La grève développée par les ouvriers de la mine se justifie si nous prenons en compte que la valeur de ce minerai a triplé, tandis que ses salaires sont restés stagnants; mais au-delà de cet aspect, il est précis d’analyser si ce boom minier, par l’augmentation du prix du cuivre sur le marché mondial, se reflète dans le développement social du Chili.
Selon quelques analystes, ce qui reste au fisc chilien n’est pas beaucoup par rapports aux bénéfices des entreprises privées. Ce qui revient au Chili ce sont environ 12.000 millions de dollars, tandis qu’aux transnationales reviennent des milliers de millions de dollars. Si le prix du métal se maintient avec trois dollars US par livre, les transnationales auront accumulé d’ici à 2010 plus de 130.000 millions de dollars.
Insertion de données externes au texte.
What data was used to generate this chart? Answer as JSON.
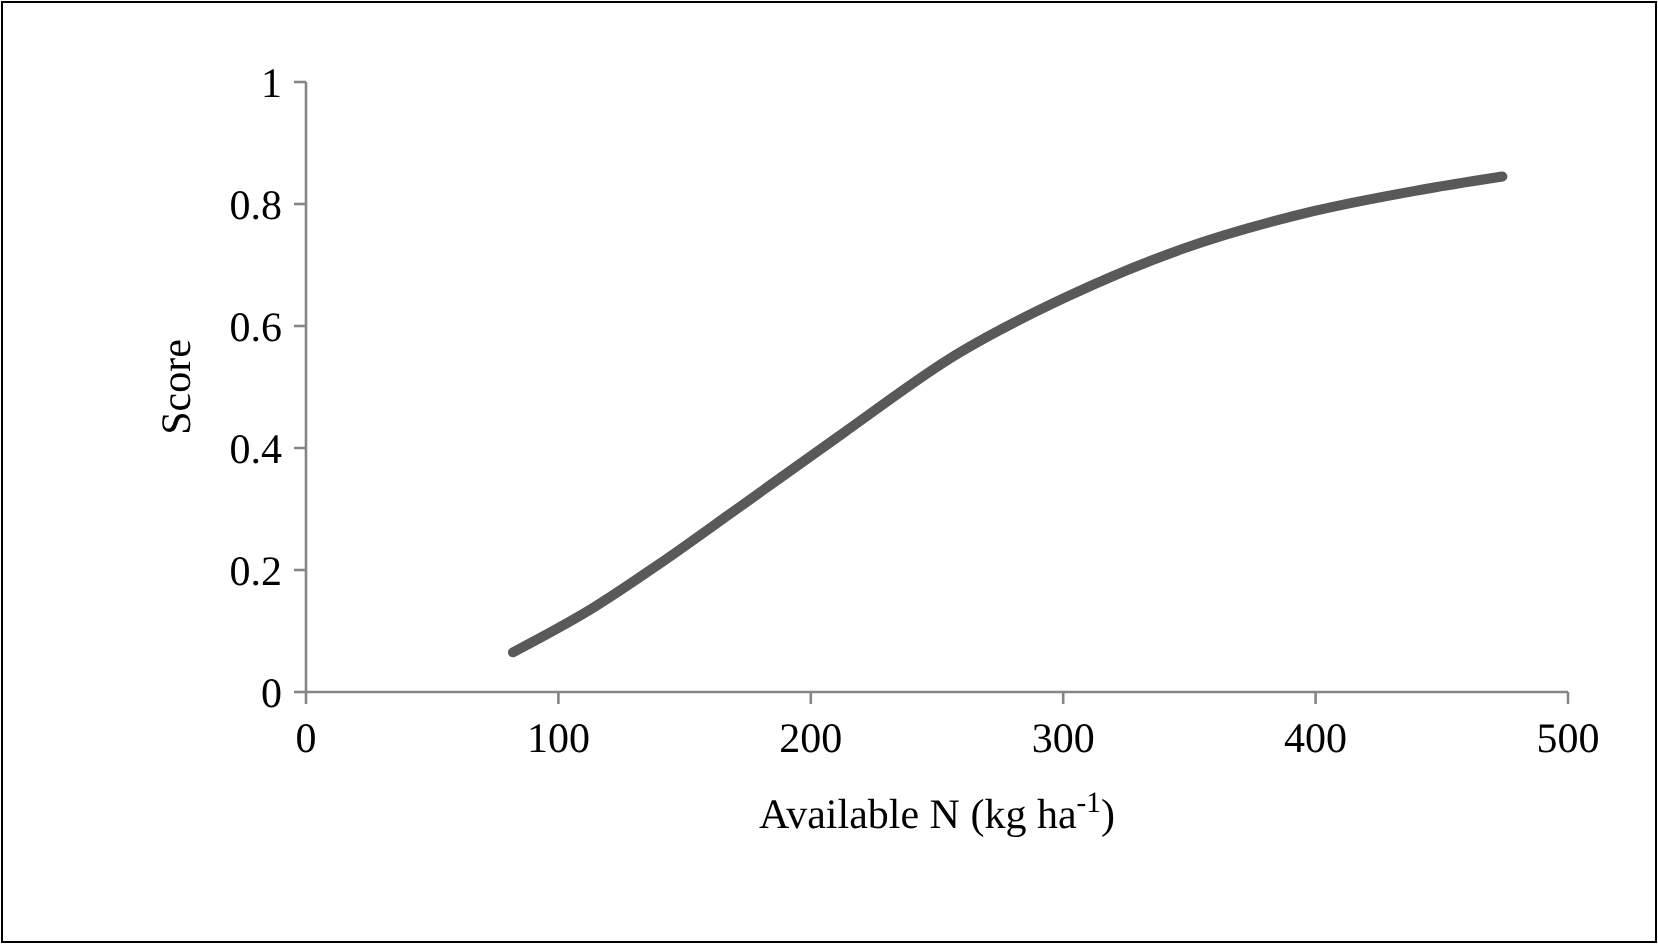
{
  "chart_data": {
    "type": "line",
    "xlabel": "Available N (kg ha$^{-1}$)",
    "ylabel": "Score",
    "xlim": [
      0,
      500
    ],
    "xticks": [
      0,
      100,
      200,
      300,
      400,
      500
    ],
    "ylim": [
      0,
      1
    ],
    "yticks": [
      0,
      0.2,
      0.4,
      0.6,
      0.8,
      1
    ],
    "grid": false,
    "marker": "none",
    "line_style": "solid",
    "series": [
      {
        "color": "#595959",
        "x": [
          82,
          113,
          140,
          170,
          212,
          258,
          301,
          347,
          400,
          440,
          474
        ],
        "values": [
          0.065,
          0.136,
          0.21,
          0.298,
          0.422,
          0.554,
          0.647,
          0.726,
          0.789,
          0.822,
          0.845
        ]
      }
    ]
  }
}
Face à cette situation, quelques représentants du gouvernement ne se sont pas montrés partisans de réviser les pourcentages de participation dans les bénéfices extraordinaires, en laissant clairement voir que le gouvernement chilien est plus dirigé à plaire aux transnationales et aux gouvernements puissants du monde que dirigé les ressources vers le développement social. Si nous additionnons à cela que la majorité des mines de cuivre ont été privatisée ou en concession, nous sommes en face de ce que beaucoup d’adversaires au gouvernement de Bachelet ont dénommé “la perte de la meilleure et peut-être de la seule occasion historique qu’aura le Chili pour commencer d’un pas ferme et réel, un réel progrès dans le pays” parce que ce à ce jour ce qui a été montré au monde se sont des mythes d’illuminés néolibéraux qui se cachent dans leur folie.
Devant cette réalité la lutte des ouvriers de la mine Escondida, doit se déplacer vers toute la société Chilienne, puisque ce qui est réellement dans un jeu, sans dégilitimer cela, n’est pas seulement l’augmentation des salaires, mais, la nécessité de transformer une société qui peu ) à peu est mise à nue à cause des effets dévastateurs qu’a produit l’application de recettes économiques néolibérales c’est-à-dire un pillage “légalisé” des ressources souveraines d’un pays et avec cela le mépris constant des droits du travail de la part des entreprises privées qui ont été admises au Chili à la suite de la dictature et des gouvernements supposés socialistes qui lui ont succédé.